Atlas Cloud’s surface is small but the nouns are not always obvious. This page names every primitive in one screen.
| Noun | What it is | Where it shows up |
|---|---|---|
| Zone | A physical region. Atlas has one: is1 (Iceland). | Required on every resource. |
| Template | An operating-system image (Ubuntu 24.04, Debian 12, etc.). | Instance creation. |
| Compute Offering | A VM size — a vCPU+RAM combination (e.g. Small = 1 vCPU / 4 GiB). | Instance creation. |
| Disk Offering | A data-disk size. Optional. Root disks are sized by the Compute Offering. | Instance creation, volumes. |
| Instance | A running virtual machine (KVM under the hood). | Compute. See Launch a VM. |
| Volume | A block storage volume. Persists through reboots. | Compute. |
| Snapshot | A point-in-time copy of a volume or instance. | Compute. See Snapshots. |
| SSH key pair | A public key registered with Atlas; injected into VMs at boot. | Compute. See SSH keys. |
| User data | A cloud-init script run at instance first boot. | Compute. See User data & cloud-init. |
| Guest network | A simple L2 network with NAT to the internet. The “home Wi-Fi” of Atlas. | Networking. See Guest networks. |
| VPC | A routed multi-tier network with private subnets. | Networking. See VPC. |
| Public IP | A routable IPv4 address. Allocated, then bound to a VM via port-forwarding. | Networking. See Public IPs. |
| Firewall rule | An ingress rule on a Public IP (which protocols/ports to accept). | Networking. |
| Port-forward rule | A NAT rule mapping public_ip:public_port → vm:private_port. | Networking. |
| Network ACL | A stateless subnet-level firewall (applies to VPC tiers). | Networking. See ACLs. |
| Site-to-site VPN | An IPsec tunnel between Atlas and your on-prem network. | Networking. See Site-to-site VPN. |
| Bucket | An S3-compatible object storage container at s3.runatlas.is. | Storage. See Buckets. |
| Object | A file stored in a bucket. | Storage. |
| API credential | An API key + Secret key pair used to sign requests against sky.runatlas.is/client/api. | All interfaces except the Console. See Credentials. |
| Account | A billing entity. Owns instances, volumes, networks, buckets. | All. |
| User | A person authorized within an Account. | Identity. See Create a user. |
| Domain | A hierarchical grouping of Accounts (CloudStack concept). Most users only need the default. | Identity. |
If you’re new to CloudStack-shaped clouds, the surprises are usually:
- A Public IP is not implicitly attached to a VM. You allocate one, forward ports, and firewall them.

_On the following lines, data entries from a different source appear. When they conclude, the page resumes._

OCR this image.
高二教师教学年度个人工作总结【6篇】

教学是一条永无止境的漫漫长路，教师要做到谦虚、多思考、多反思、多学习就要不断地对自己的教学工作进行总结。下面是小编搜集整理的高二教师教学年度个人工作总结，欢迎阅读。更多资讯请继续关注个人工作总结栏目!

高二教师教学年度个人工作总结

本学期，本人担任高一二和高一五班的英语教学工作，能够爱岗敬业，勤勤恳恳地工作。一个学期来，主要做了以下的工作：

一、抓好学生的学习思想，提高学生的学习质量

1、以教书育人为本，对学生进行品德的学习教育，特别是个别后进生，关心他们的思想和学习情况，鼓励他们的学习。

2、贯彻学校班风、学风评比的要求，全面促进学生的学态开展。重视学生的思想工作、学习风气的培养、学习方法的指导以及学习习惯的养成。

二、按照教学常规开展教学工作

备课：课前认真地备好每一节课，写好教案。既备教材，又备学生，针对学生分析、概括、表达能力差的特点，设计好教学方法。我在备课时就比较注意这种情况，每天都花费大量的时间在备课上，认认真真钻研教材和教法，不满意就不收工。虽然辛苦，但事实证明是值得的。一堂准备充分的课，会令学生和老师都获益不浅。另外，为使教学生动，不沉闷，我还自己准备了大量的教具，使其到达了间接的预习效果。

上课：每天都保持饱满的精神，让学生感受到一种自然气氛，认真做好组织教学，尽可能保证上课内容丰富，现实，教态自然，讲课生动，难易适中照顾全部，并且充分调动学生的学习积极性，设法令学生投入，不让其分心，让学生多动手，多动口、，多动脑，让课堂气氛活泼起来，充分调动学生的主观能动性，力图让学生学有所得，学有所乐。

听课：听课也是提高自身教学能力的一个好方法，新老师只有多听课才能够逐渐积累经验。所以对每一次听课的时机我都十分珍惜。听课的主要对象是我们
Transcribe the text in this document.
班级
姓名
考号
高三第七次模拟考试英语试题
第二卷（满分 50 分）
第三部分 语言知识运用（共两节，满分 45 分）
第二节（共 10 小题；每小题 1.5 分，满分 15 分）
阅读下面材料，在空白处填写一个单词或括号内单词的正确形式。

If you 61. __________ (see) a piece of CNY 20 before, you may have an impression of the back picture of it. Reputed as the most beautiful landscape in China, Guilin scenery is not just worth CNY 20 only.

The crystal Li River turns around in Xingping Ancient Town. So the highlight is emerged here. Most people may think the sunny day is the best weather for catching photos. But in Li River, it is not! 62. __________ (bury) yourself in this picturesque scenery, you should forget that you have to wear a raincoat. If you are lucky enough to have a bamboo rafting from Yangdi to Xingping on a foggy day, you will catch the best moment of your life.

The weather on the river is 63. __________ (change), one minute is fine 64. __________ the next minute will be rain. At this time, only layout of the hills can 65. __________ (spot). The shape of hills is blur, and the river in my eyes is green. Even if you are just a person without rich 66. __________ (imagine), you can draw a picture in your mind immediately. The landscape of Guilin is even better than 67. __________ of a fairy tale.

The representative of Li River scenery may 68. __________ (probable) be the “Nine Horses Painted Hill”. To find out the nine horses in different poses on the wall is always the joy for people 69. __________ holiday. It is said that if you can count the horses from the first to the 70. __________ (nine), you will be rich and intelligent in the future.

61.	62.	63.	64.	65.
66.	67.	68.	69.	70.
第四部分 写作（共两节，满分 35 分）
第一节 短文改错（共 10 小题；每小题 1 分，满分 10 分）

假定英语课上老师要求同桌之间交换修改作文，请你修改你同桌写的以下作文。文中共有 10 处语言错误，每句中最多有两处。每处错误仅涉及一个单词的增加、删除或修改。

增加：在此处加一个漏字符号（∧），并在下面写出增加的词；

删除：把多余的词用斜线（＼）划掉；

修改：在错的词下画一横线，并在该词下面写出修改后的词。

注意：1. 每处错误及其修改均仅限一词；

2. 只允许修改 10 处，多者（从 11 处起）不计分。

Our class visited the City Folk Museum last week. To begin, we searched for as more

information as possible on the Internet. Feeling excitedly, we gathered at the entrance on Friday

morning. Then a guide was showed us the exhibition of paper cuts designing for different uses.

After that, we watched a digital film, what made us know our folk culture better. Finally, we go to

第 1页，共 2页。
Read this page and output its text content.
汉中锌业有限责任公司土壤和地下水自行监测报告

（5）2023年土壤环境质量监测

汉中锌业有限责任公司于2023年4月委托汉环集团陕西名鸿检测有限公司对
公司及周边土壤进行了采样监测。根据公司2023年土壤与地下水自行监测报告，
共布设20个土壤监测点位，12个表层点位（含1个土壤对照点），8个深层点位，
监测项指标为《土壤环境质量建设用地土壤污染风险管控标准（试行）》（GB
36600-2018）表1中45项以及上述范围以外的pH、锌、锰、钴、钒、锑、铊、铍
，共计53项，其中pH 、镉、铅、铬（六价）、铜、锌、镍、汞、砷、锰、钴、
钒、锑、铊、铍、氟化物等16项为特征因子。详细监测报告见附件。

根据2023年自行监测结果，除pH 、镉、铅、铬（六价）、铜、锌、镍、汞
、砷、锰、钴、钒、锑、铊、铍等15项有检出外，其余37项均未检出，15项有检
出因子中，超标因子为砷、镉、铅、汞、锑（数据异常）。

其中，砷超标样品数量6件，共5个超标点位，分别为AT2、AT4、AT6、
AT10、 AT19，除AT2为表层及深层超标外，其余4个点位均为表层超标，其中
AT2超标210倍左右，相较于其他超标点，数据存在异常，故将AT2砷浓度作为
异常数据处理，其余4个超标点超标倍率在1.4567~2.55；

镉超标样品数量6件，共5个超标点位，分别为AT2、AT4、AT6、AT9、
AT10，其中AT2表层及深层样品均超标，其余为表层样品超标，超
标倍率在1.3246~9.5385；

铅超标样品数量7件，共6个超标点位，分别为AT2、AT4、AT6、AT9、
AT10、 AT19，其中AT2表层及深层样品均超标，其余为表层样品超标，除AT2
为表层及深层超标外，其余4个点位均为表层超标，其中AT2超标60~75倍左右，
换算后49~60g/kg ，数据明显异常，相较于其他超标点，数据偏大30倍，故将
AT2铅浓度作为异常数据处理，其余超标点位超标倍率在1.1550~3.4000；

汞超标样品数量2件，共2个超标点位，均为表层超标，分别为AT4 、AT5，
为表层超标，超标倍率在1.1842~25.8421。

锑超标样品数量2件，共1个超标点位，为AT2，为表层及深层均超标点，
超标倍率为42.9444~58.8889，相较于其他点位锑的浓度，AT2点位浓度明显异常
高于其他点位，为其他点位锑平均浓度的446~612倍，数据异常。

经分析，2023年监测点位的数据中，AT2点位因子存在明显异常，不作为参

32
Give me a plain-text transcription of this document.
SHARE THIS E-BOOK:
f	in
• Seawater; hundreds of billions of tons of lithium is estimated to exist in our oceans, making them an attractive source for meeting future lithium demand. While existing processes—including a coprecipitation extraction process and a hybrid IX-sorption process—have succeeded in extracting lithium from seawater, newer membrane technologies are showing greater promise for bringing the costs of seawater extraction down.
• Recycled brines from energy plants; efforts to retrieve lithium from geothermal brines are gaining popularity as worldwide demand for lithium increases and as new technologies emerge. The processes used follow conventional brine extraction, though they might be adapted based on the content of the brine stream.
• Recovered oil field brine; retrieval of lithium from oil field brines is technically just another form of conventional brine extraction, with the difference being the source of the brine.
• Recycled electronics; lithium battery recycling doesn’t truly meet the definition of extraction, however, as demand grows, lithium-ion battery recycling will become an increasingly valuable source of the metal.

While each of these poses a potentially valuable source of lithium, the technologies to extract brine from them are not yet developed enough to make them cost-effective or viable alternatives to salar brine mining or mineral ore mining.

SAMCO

- Guest networks and VPCs are different beasts. A Guest network is simple and flat; a VPC has tiers, route tables, and ACLs.
- Templates are not images you SSH into directly — you launch an Instance from a template.
Everything else maps to its AWS equivalent: VPC ≈ VPC, ACL ≈ Security Group (stateless), Instance ≈ EC2, Bucket ≈ S3, Volume ≈ EBS.